Monday, November 15, 1999 Published at 16:26 GMT
Business: The Economy
Red tape task force
Mo Mowlam: "Whole new approach to cutting unnecessary burdens"
The UK government says it is declaring war on the red tape critics say is crippling moves to stimulate enterprise in Britain.
Ministers have announced a Cabinet-level watchdog to oversee regulation across all its departments, with the aim of making sure it does not impede entrepreneurship.
The ministerial panel will be headed by the Cabinet Office Minister, Mo Mowlam, and promises to "call ministers to account for their regulatory performance".
The chief executive of the newly created Small Business Service, who has yet to be named, will also be on the panel.

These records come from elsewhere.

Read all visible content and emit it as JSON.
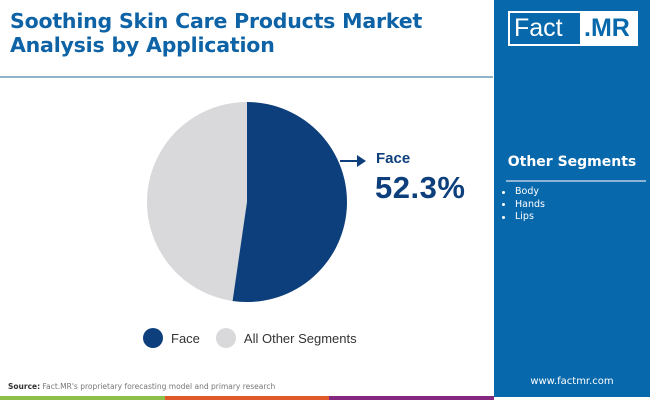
{
  "header": {
    "title_line1": "Soothing Skin Care Products Market",
    "title_line2": "Analysis by Application"
  },
  "logo": {
    "part1": "Fact",
    "part2": ".MR"
  },
  "side_panel": {
    "heading": "Other Segments",
    "items": [
      "Body",
      "Hands",
      "Lips"
    ],
    "website": "www.factmr.com"
  },
  "callout": {
    "label": "Face",
    "value": "52.3%"
  },
  "legend": [
    {
      "label": "Face",
      "color": "#0d3f7d"
    },
    {
      "label": "All Other Segments",
      "color": "#d9d9dc"
    }
  ],
  "footer": {
    "source_label": "Source:",
    "source_text": " Fact.MR's proprietary forecasting model and primary research",
    "bar_colors": [
      "#8cc04b",
      "#e05a2b",
      "#85287f"
    ]
  },
  "colors": {
    "primary_blue": "#0868ac",
    "face_slice": "#0d3f7d",
    "other_slice": "#d9d9dc",
    "title": "#0d63a5"
  },
  "chart_data": {
    "type": "pie",
    "title": "Soothing Skin Care Products Market Analysis by Application",
    "categories": [
      "Face",
      "All Other Segments"
    ],
    "values": [
      52.3,
      47.7
    ],
    "colors": [
      "#0d3f7d",
      "#d9d9dc"
    ],
    "annotations": [
      {
        "label": "Face",
        "value": "52.3%"
      }
    ],
    "legend_position": "bottom",
    "other_segments": [
      "Body",
      "Hands",
      "Lips"
    ]
  }
}
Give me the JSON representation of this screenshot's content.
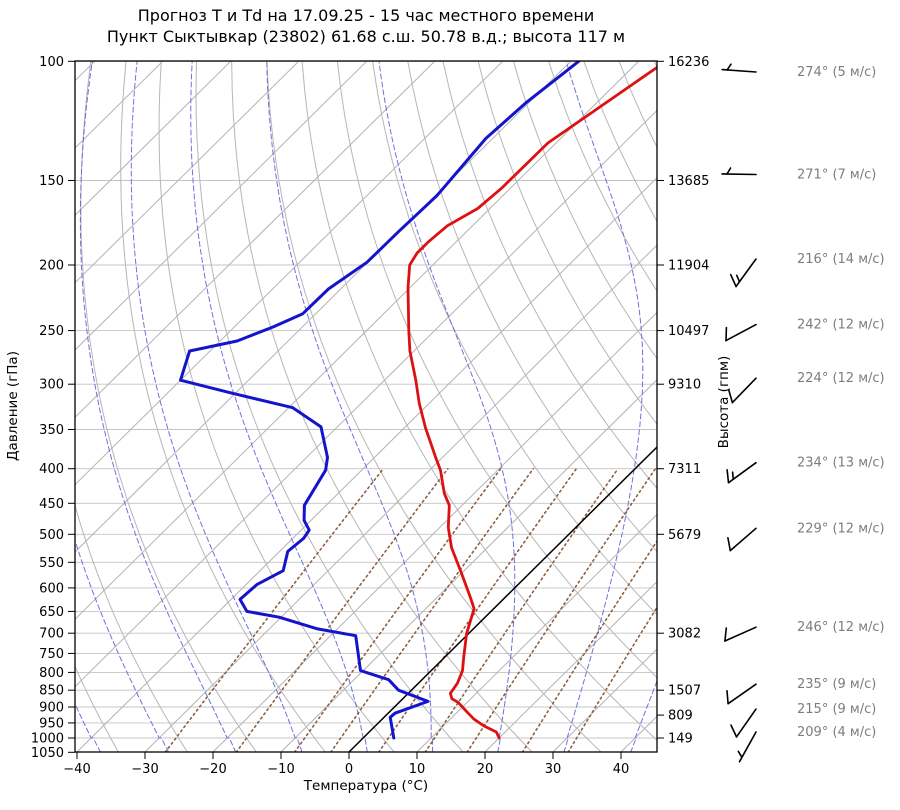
{
  "chart_data": {
    "type": "line",
    "chart_kind": "skew-t-log-p-sounding",
    "title": "Прогноз Т и Td на 17.09.25 - 15 час местного времени",
    "subtitle": "Пункт Сыктывкар (23802) 61.68 с.ш. 50.78 в.д.; высота 117 м",
    "xlabel": "Температура (°C)",
    "ylabel_left": "Давление (гПа)",
    "ylabel_right": "Высота (гпм)",
    "x_ticks": [
      -40,
      -30,
      -20,
      -10,
      0,
      10,
      20,
      30,
      40
    ],
    "pressure_ticks": [
      100,
      150,
      200,
      250,
      300,
      350,
      400,
      450,
      500,
      550,
      600,
      650,
      700,
      750,
      800,
      850,
      900,
      950,
      1000,
      1050
    ],
    "p_range": [
      100,
      1050
    ],
    "t_range_at_surface": [
      -40.3,
      45.3
    ],
    "skew_deg": 45,
    "grid": true,
    "height_labels": [
      {
        "p": 100,
        "label": "16236"
      },
      {
        "p": 150,
        "label": "13685"
      },
      {
        "p": 200,
        "label": "11904"
      },
      {
        "p": 250,
        "label": "10497"
      },
      {
        "p": 300,
        "label": "9310"
      },
      {
        "p": 400,
        "label": "7311"
      },
      {
        "p": 500,
        "label": "5679"
      },
      {
        "p": 700,
        "label": "3082"
      },
      {
        "p": 850,
        "label": "1507"
      },
      {
        "p": 925,
        "label": "809"
      },
      {
        "p": 1000,
        "label": "149"
      }
    ],
    "series": [
      {
        "name": "temperature",
        "color": "#dd1111",
        "width": 2.8,
        "points": [
          [
            100,
            -56.0
          ],
          [
            132,
            -61.2
          ],
          [
            154,
            -61.3
          ],
          [
            165,
            -61.8
          ],
          [
            175,
            -63.7
          ],
          [
            185,
            -64.1
          ],
          [
            192,
            -64.1
          ],
          [
            200,
            -63.4
          ],
          [
            216,
            -60.3
          ],
          [
            250,
            -53.8
          ],
          [
            268,
            -50.6
          ],
          [
            296,
            -45.4
          ],
          [
            320,
            -41.5
          ],
          [
            348,
            -36.9
          ],
          [
            385,
            -31.0
          ],
          [
            402,
            -28.4
          ],
          [
            435,
            -24.4
          ],
          [
            453,
            -21.9
          ],
          [
            489,
            -18.7
          ],
          [
            523,
            -15.3
          ],
          [
            571,
            -10.0
          ],
          [
            620,
            -5.1
          ],
          [
            644,
            -2.9
          ],
          [
            701,
            -0.3
          ],
          [
            760,
            2.8
          ],
          [
            795,
            4.6
          ],
          [
            829,
            5.7
          ],
          [
            859,
            6.2
          ],
          [
            875,
            7.2
          ],
          [
            886,
            8.7
          ],
          [
            913,
            11.2
          ],
          [
            938,
            13.5
          ],
          [
            960,
            16.0
          ],
          [
            980,
            18.7
          ],
          [
            1000,
            20.0
          ]
        ]
      },
      {
        "name": "dewpoint",
        "color": "#1414cc",
        "width": 3.0,
        "points": [
          [
            100,
            -68.8
          ],
          [
            115,
            -70.4
          ],
          [
            130,
            -71.0
          ],
          [
            158,
            -69.7
          ],
          [
            178,
            -70.0
          ],
          [
            198,
            -70.1
          ],
          [
            217,
            -71.8
          ],
          [
            236,
            -71.9
          ],
          [
            247,
            -74.3
          ],
          [
            259,
            -77.5
          ],
          [
            268,
            -83.0
          ],
          [
            296,
            -80.0
          ],
          [
            309,
            -70.7
          ],
          [
            325,
            -59.4
          ],
          [
            347,
            -52.4
          ],
          [
            385,
            -46.9
          ],
          [
            402,
            -45.3
          ],
          [
            453,
            -43.2
          ],
          [
            477,
            -41.0
          ],
          [
            493,
            -38.8
          ],
          [
            507,
            -38.4
          ],
          [
            530,
            -38.8
          ],
          [
            566,
            -36.6
          ],
          [
            593,
            -38.4
          ],
          [
            624,
            -38.7
          ],
          [
            650,
            -35.9
          ],
          [
            663,
            -30.3
          ],
          [
            690,
            -22.9
          ],
          [
            706,
            -16.3
          ],
          [
            795,
            -10.4
          ],
          [
            820,
            -4.9
          ],
          [
            850,
            -1.9
          ],
          [
            883,
            4.1
          ],
          [
            919,
            1.0
          ],
          [
            932,
            0.9
          ],
          [
            973,
            3.1
          ],
          [
            1000,
            4.5
          ]
        ]
      }
    ],
    "background": {
      "isotherms": {
        "min": -140,
        "max": 40,
        "step": 10,
        "color": "#b3b3b3",
        "highlight_value": 0,
        "highlight_color": "#000000"
      },
      "dry_adiabats": {
        "theta_start_K": 236,
        "theta_end_K": 516,
        "step_K": 10,
        "color": "#b6b6b6"
      },
      "moist_adiabats": {
        "start_temps_C": [
          -40,
          -30,
          -20,
          -10,
          0,
          10,
          20,
          30,
          40
        ],
        "color": "#7070dd"
      },
      "mixing_ratios": {
        "values_gkg": [
          0.4,
          1,
          2,
          3,
          5,
          8,
          12,
          20,
          30
        ],
        "p_top": 400,
        "color": "#8d5f43"
      },
      "pressure_line_color": "#c4c4c4"
    }
  },
  "winds": {
    "unit": "м/с",
    "levels": [
      {
        "p": 100,
        "dir": 274,
        "speed": 5,
        "label": "274° (5 м/с)"
      },
      {
        "p": 150,
        "dir": 271,
        "speed": 7,
        "label": "271° (7 м/с)"
      },
      {
        "p": 200,
        "dir": 216,
        "speed": 14,
        "label": "216° (14 м/с)"
      },
      {
        "p": 250,
        "dir": 242,
        "speed": 12,
        "label": "242° (12 м/с)"
      },
      {
        "p": 300,
        "dir": 224,
        "speed": 12,
        "label": "224° (12 м/с)"
      },
      {
        "p": 400,
        "dir": 234,
        "speed": 13,
        "label": "234° (13 м/с)"
      },
      {
        "p": 500,
        "dir": 229,
        "speed": 12,
        "label": "229° (12 м/с)"
      },
      {
        "p": 700,
        "dir": 246,
        "speed": 12,
        "label": "246° (12 м/с)"
      },
      {
        "p": 850,
        "dir": 235,
        "speed": 9,
        "label": "235° (9 м/с)"
      },
      {
        "p": 925,
        "dir": 215,
        "speed": 9,
        "label": "215° (9 м/с)"
      },
      {
        "p": 1000,
        "dir": 209,
        "speed": 4,
        "label": "209° (4 м/с)"
      }
    ]
  }
}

Announcing details of the scheme at Dudley in the West Midlands, Dr Mowlam said: "What we are launching today is a whole new government approach, to cut unnecessary burdens of red tape, administration and form-filling that can make life hell for small businesses and for many in the public sector."
She said each government department would be expected to appoint a minister with special responsibility for reforming regulations within their department.
Dr Mowlam announced that a team had also been set up to investigate the burden imposed on local government by Westminster regulations.
Mr Byers said the government had begun the process of cutting red tape for small businesses.
In the future, he said, the government would make sure it imposed only regulations which were genuinely necessary, and it would also look back at existing rules to see whether they too were necessary and if they could be simplified.
The Federation of Small Businesses said the announcement was "a positive step, but a step too late", because so many regulations were already bearing down on small businesses.
A spokesman cited the Working Families Tax Credit, minimum wage and employment relations regulations as all adding to small business pressures.
He said: "The average small business owner has increased the amount of time he spends filling in forms by 20%."
A survey by the Confederation of British Industry published in September found that 85% of companies felt the burden of red tape had increased over the past year.
Also, the Conservatives have made much of their commitment to freeing business from bureaucratic burdens, saying Labour has imposed regulations costing billions of pounds since coming to power.